Probably written in the early 1590s, this play really lived up to its name – even just reading it, I laughed. First of all, the premise is just preposterous, but like all stories, if you can suspend your dis-belief, its very entertaining, and confusing, but entertaining, but so confusing. First of all because two of the main characters are named Antipholous, and two others are named Dromio. Secondly, they both wear the exact same costumes as their twin. This must have been the birth of slapstick comedy, because even before seeing the production, I could imagine the physicality and word emphasis used to get laughs, along with with fart jokes, mistaken identity, and the staging that makes that all possible. I learned from the associated reading that some of it is surprisingly highbrow, like its central theme about marriage vs friendship, and the biblical teachings about marriage making the couple one self, one body, one heart.

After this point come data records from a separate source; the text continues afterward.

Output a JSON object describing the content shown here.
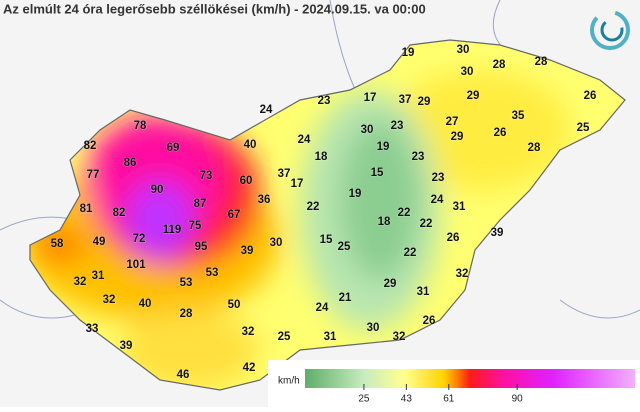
{
  "title": "Az elmúlt 24 óra legerősebb széllökései (km/h) - 2024.09.15. va 00:00",
  "stations": [
    19,
    30,
    28,
    28,
    30,
    29,
    26,
    23,
    17,
    37,
    29,
    35,
    27,
    25,
    78,
    24,
    30,
    23,
    26,
    82,
    69,
    40,
    24,
    19,
    29,
    28,
    86,
    18,
    23,
    77,
    73,
    60,
    37,
    17,
    15,
    23,
    90,
    87,
    36,
    19,
    24,
    81,
    82,
    67,
    22,
    18,
    22,
    31,
    119,
    75,
    72,
    22,
    58,
    49,
    95,
    30,
    15,
    25,
    26,
    39,
    39,
    22,
    101,
    53,
    32,
    31,
    53,
    32,
    29,
    32,
    40,
    31,
    50,
    28,
    24,
    21,
    33,
    32,
    25,
    31,
    30,
    32,
    26,
    39,
    46,
    42
  ],
  "legend": {
    "unit": "km/h",
    "range": [
      0,
      140
    ],
    "ticks": [
      25,
      43,
      61,
      90
    ]
  }
}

So there are two sets of identical twins separated at birth, one set born to the successful merchant Egeon and his wife Amelia, the other set to a poor couple who agree to sell their sons to Egeon. The parents and both sets of twins all set sail for Syracuse, but are separated (one of each set together with the mother, and one of each set together with their father) by (again Will?) a shipwreck. 33 years pass. The twin, Antipholus of Ephasus, and his servant the twin Dromio of Ephasus, who were with their mother are well known in the city and are both happily married, the mother, for some reason has become a nun.
Meanwhile the twins that were with their father, Antipholous of Syracuse, and Dromio of Syracuse have grown up on the Island of Syracuse, only just in the past few months started to search for their other halves. The play begins when the father, Egeon, in search of his missing sons, has landed in Ephasus where Syracusians are executed. He is arrested and sentenced to death. He tells this tale of woe about his two sons and their servants, so the Duke agrees to let him have the day to try and find someone to lend him the bail money.
Meanwhile again, Antipholous and Dromio of Syracuse also land in Ephasus, where the townspeople, and their estranged twins mistake them for Antipholous and Dromio of Ephasus. Clear as mud? I thought so.
Once I learned that the Greek translation for Dromio means to run, (or something similar) it was funny to listen to the characters allude to that. In one instance Dromio enters panting and Luciana asks, “Dromio, why do you lose your breath?” He answers “from running fast.” Its funny on its own, but coupled with the fact that he’s saying “duh woman, my name is Dromio, its what I do” makes it funnier. In another instance, Dromio also enters running, and Antipholus asks why he runs. While it’s for another reason entirely, Dromio gives pretty much the same answer: “Do you know me sir? Am I Dromio? Am I your man? Am I myself?” Sort of a take on today’s sassy comeback of ‘um, have you met me?’
Read, or watch this great play, or better yet – read, AND watch.